Stand: 05.01.2016 11:29 Uhr

Imre Kertész: "Roman eines Schicksallosen"

In 25 Folgen der Wissensreihe "Große Romane der Weltliteratur" streifen wir durch die Geschichte des Romans von den Anfängen bis in die Gegenwart. In dieser Folge dreht sich alles um Imre Kertész' "Roman eines Schicksallosen".

Von Hanjo Kesting

Imre Kertész, Nobelpreisträger © picture-alliance
Imre Kertés erhielt er als erster ungarischer Schriftsteller den Nobelpreis für Literatur.

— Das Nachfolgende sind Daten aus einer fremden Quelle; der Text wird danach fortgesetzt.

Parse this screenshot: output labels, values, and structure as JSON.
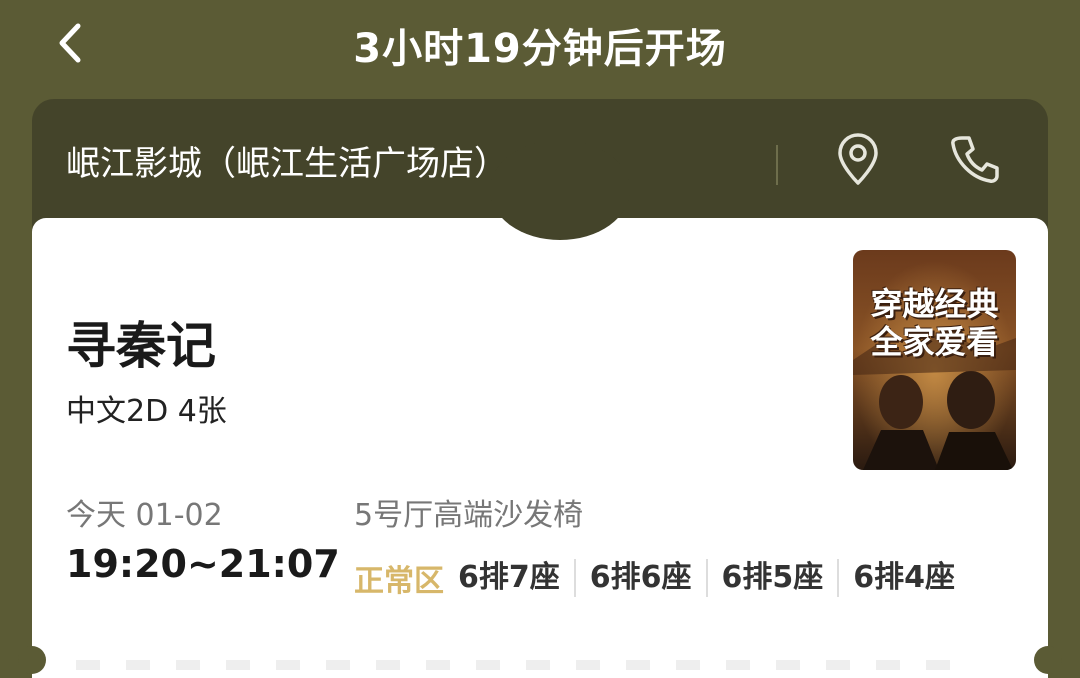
{
  "header": {
    "title": "3小时19分钟后开场"
  },
  "cinema": {
    "name": "岷江影城（岷江生活广场店）"
  },
  "movie": {
    "title": "寻秦记",
    "info": "中文2D 4张",
    "poster_text": [
      "穿越经典",
      "全家爱看"
    ]
  },
  "showtime": {
    "date": "今天 01-02",
    "time": "19:20~21:07",
    "hall": "5号厅高端沙发椅"
  },
  "seats": {
    "zone": "正常区",
    "list": [
      "6排7座",
      "6排6座",
      "6排5座",
      "6排4座"
    ]
  },
  "colors": {
    "background": "#5b5b35",
    "cinema_card": "#44442a",
    "zone_accent": "#d7b76a"
  },
  "icons": [
    "back-arrow-icon",
    "chevron-right-icon",
    "location-pin-icon",
    "phone-icon"
  ]
}
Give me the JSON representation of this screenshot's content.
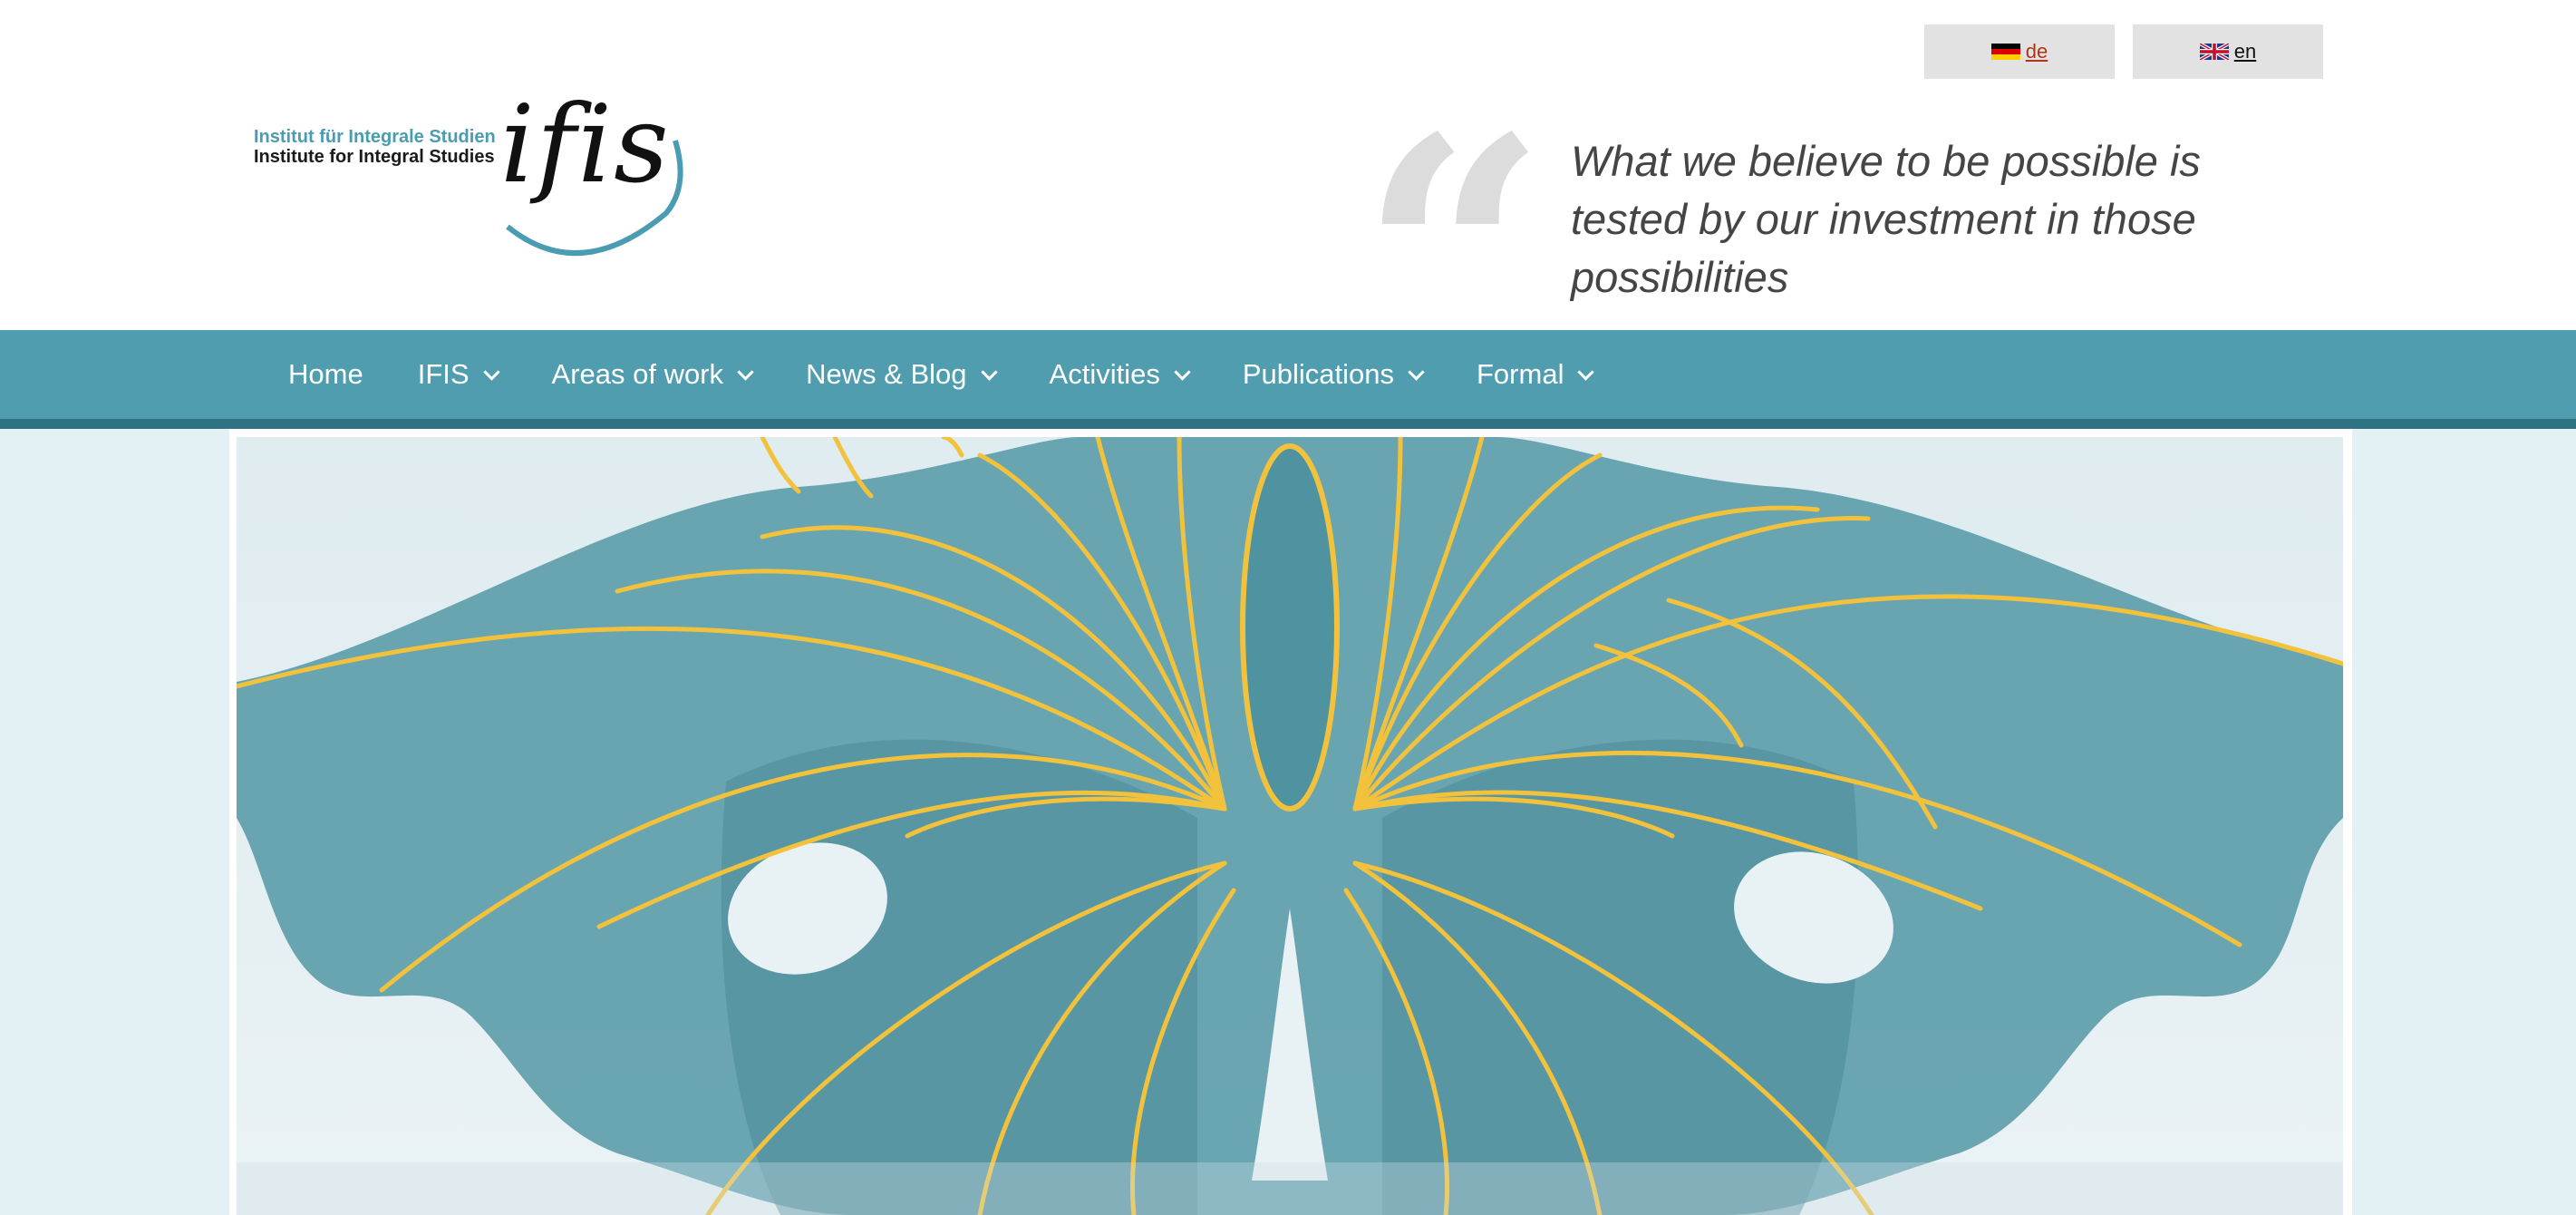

Im Jahr 1975 erschien in Budapest der Roman "Schicksallosigkeit" von Imre Kertész, der Erstlingsroman eines damals 46-jährigen Schriftstellers. Er blieb fast ohne Resonanz. Erst als das Buch 20 Jahre später bei Rowohlt-Berlin erschien, jetzt unter dem Titel "Roman eines Schicksallosen", wurde der Autor Imre Kertész schlagartig bekannt. Einige Jahre später erhielt er als erster ungarischer Schriftsteller den Nobelpreis für Literatur.

Auschwitz, eine "fremde, unnahbare Transzendenz"

Der "Roman eines Schicksallosen" spielt in den letzten Jahren des Zweiten Weltkriegs. György Köves, das Kind einer jüdischen Familie, 14 Jahre alt, wird während des Arbeitsdienstes in Budapest festgenommen und nach Auschwitz deportiert. Der Gaskammer entgeht er dadurch, dass er sich als Sechzehnjähriger ausgibt. Nach der Ankunft stellt er mit Blick auf die Menschenschlange, die sich vor dem die Selektion ausführenden Arzt in zwei Gruppen teilt, bewundernd fest: "Alles war in Bewegung, alles funktionierte, jeder war an seinem Platz und machte das Seine, exakt, heiter, wie geschmiert."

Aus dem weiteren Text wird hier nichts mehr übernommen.